Jewish Vision of Nationhood Through the Eyes of Moses Mendelssohn

A few days ago, I wrote down my thought on Romans 9-12 (see the previous post). Today, I attended an AKC lecture at King’s College titled Dreams and Nightmares: Jewish Political and Literary Visions of Nationhood, c 1840. Considering that it was a 50-minute-only lecture, the information given was quite a lot.

This lecture asks the following questions: how do religious dreams shape modern political visions, or do new political aspirations reshape older religious dreams? Do religion and politics inspire or clash with each other?

Hopefully, as Christians, we know at least a little bit about the destruction of Jerusalem and the Temple in 70 A.D. As argued by our professor, Jews experienced not only a loss of political authority but also fell into a partial captivity as exiles. The sovereignty of religion had departed from them.

With their hope rooted in the ancient land, Jews continued to live according to God’s commandment in every aspect everywhere they go. They are still longing to rebuild the temple and expecting their Messiah to return.

Some Hebrew poems that we have read, like that written by Judah ha-Levi titled “Won’t you ask, Zion”, are actually deeply moving. Sometimes I wonder why I am so ignorant of Paul’s love for His brothers in flesh.

The most interesting thing I have learned, however, is Moses Mendelssohn’s view of the Jewish vision of nationhood.

Moses Mendelssohn, the grandfather of the famous composer Felix Mendelssohn, was a celebrated Jewish philosopher. Many equated him as the symbol of the Jewish Enlightenment. In 1769, a Zurich pastor named John Lavater and Mendelssohn debated with each other on Judaism and Christianity, and ever since, he devoted a majority of his time on Jewish apologetics while urging the pursuit of peace between Jews and Christians.

Unlike many Jews of his times and today, Moses Mendelsohn believed Jews should not act on the “political side” of the dream of their nationhood.
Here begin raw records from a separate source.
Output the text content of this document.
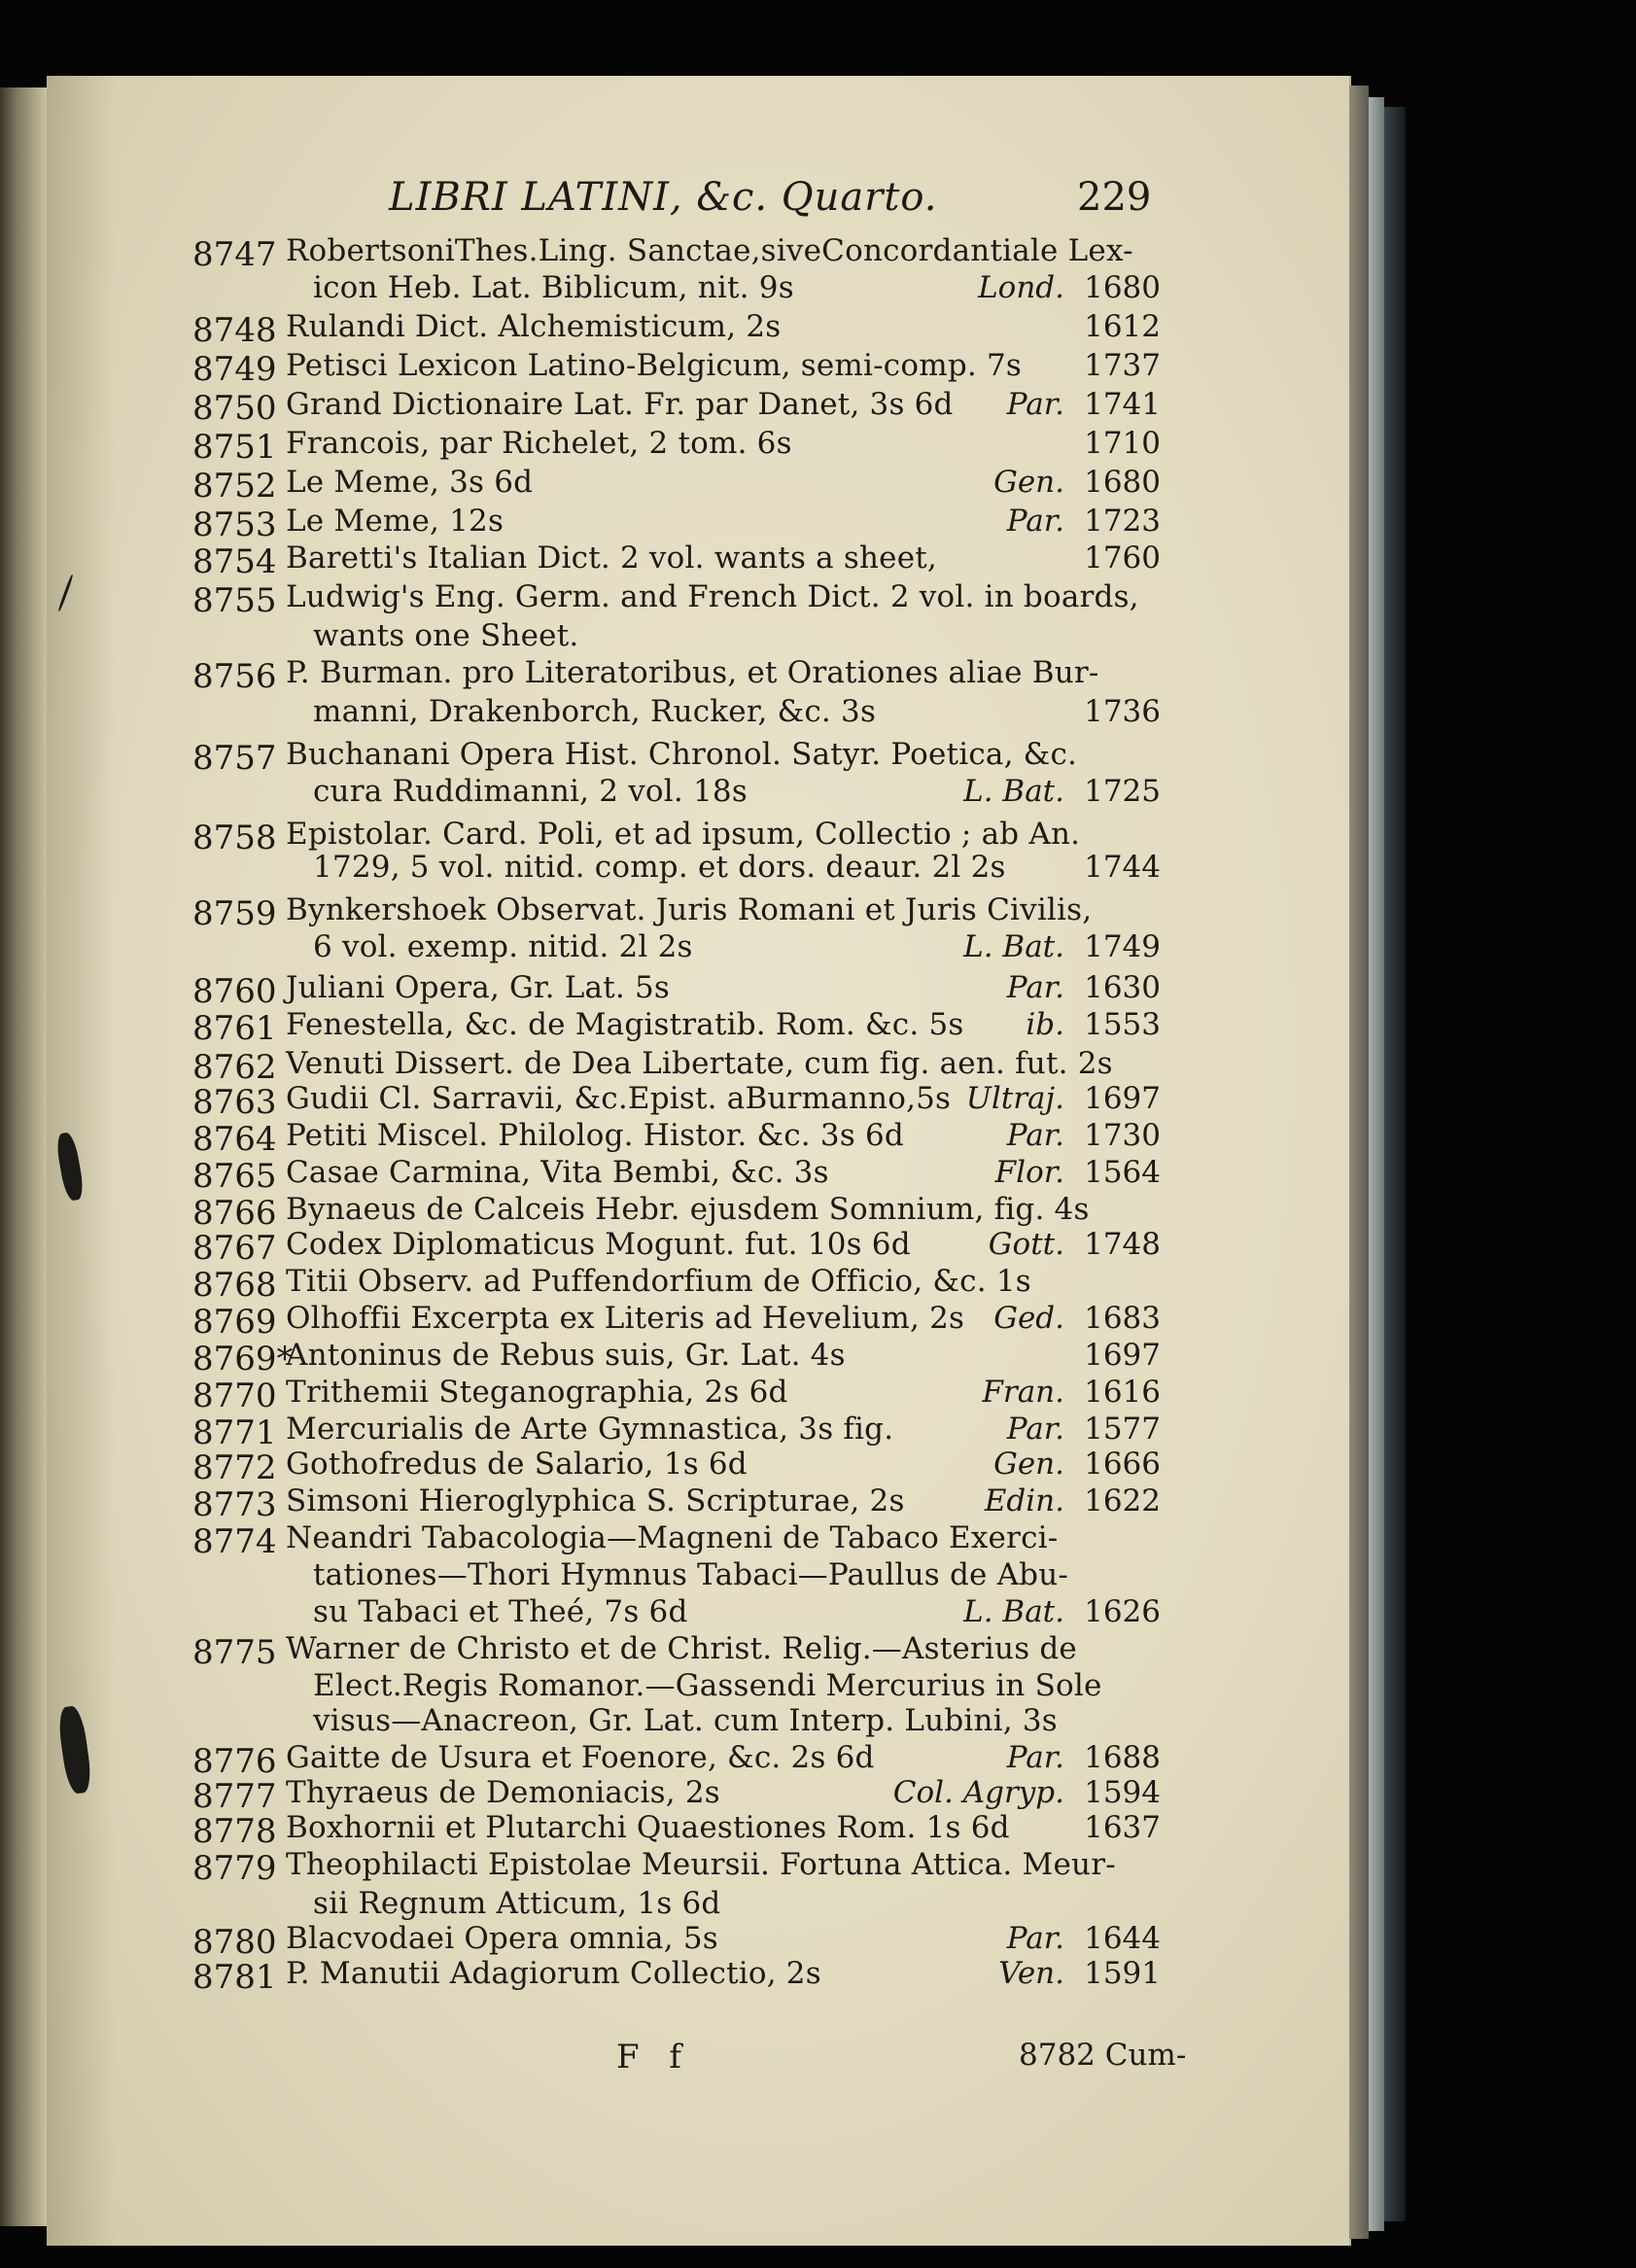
LIBRI LATINI, &c. Quarto.	229
8747 RobertsoniThes.Ling. Sanctae,siveConcordantiale Lex-
icon Heb. Lat. Biblicum, nit. 9s	Lond. 1680
8748 Rulandi Dict. Alchemisticum, 2s	1612
8749 Petisci Lexicon Latino-Belgicum, semi-comp. 7s 1737
8750 Grand Dictionaire Lat. Fr. par Danet, 3s 6d Par. 1741
8751 Francois, par Richelet, 2 tom. 6s	1710
8752 Le Meme, 3s 6d	Gen. 1680
8753 Le Meme, 12s	Par. 1723
8754 Baretti's Italian Dict. 2 vol. wants a sheet,	1760
8755 Ludwig's Eng. Germ. and French Dict. 2 vol. in boards,
wants one Sheet.
8756 P. Burman. pro Literatoribus, et Orationes aliae Bur-
manni, Drakenborch, Rucker, &c. 3s	1736
8757 Buchanani Opera Hist. Chronol. Satyr. Poetica, &c.
cura Ruddimanni, 2 vol. 18s	L. Bat. 1725
8758 Epistolar. Card. Poli, et ad ipsum, Collectio ; ab An.
1729, 5 vol. nitid. comp. et dors. deaur. 2l 2s	1744
8759 Bynkershoek Observat. Juris Romani et Juris Civilis,
6 vol. exemp. nitid. 2l 2s	L. Bat. 1749
8760 Juliani Opera, Gr. Lat. 5s	Par. 1630
8761 Fenestella, &c. de Magistratib. Rom. &c. 5s ib. 1553
8762 Venuti Dissert. de Dea Libertate, cum fig. aen. fut. 2s
8763 Gudii Cl. Sarravii, &c.Epist. aBurmanno,5s Ultraj. 1697
8764 Petiti Miscel. Philolog. Histor. &c. 3s 6d	Par. 1730
8765 Casae Carmina, Vita Bembi, &c. 3s	Flor. 1564
8766 Bynaeus de Calceis Hebr. ejusdem Somnium, fig. 4s
8767 Codex Diplomaticus Mogunt. fut. 10s 6d	Gott. 1748
8768 Titii Observ. ad Puffendorfium de Officio, &c. 1s
8769 Olhoffii Excerpta ex Literis ad Hevelium, 2s Ged. 1683
8769*
Antoninus de Rebus suis, Gr. Lat. 4s	1697
8770 Trithemii Steganographia, 2s 6d	Fran. 1616
8771 Mercurialis de Arte Gymnastica, 3s fig.	Par. 1577
8772 Gothofredus de Salario, 1s 6d	Gen. 1666
8773 Simsoni Hieroglyphica S. Scripturae, 2s	Edin. 1622
8774 Neandri Tabacologia—Magneni de Tabaco Exerci-
tationes—Thori Hymnus Tabaci—Paullus de Abu-
su Tabaci et Theé, 7s 6d	L. Bat. 1626
8775 Warner de Christo et de Christ. Relig.—Asterius de
Elect.Regis Romanor.—Gassendi Mercurius in Sole
visus—Anacreon, Gr. Lat. cum Interp. Lubini, 3s
8776 Gaitte de Usura et Foenore, &c. 2s 6d	Par. 1688
8777 Thyraeus de Demoniacis, 2s	Col. Agryp. 1594
8778 Boxhornii et Plutarchi Quaestiones Rom. 1s 6d 1637
8779 Theophilacti Epistolae Meursii. Fortuna Attica. Meur-
sii Regnum Atticum, 1s 6d
8780 Blacvodaei Opera omnia, 5s	Par. 1644
8781 P. Manutii Adagiorum Collectio, 2s	Ven. 1591
F f	8782 Cum-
Mendelsohn specifically quoted from The Songs of Songs (e.g. 2:7 and 3:5) to argue that without the miracles and signs as mentioned in the Scripture, Jews must not take the smallest step in the direction of forcing a return and a restoration of our nation.

In other words, Mendelssohn believed that “the return to the holy land” cannot be assumed as an embodiment of any political meaning; it has to remain in God’s realm.

This is fascinating because this view aligns so much more with the view that many New Testament believers hold (perhaps excluding Christian Zionists).

One wonder if the grandfather’s work had anything to do with Felix Mendelssohn’s conversion from Judaism to Christianity. Regardless, Felix demonstrated how one could be Jewish by ethnicity, Christian by religion, and German by culture.

Regardless, just like what I have written in the previous post, we should always love and respect our neighbor – both Jews and gentiles – while praying that they may all see and put their faith in the Lord Jesus, the Seed of Abraham and the promised Seed of the Serpent-crusher.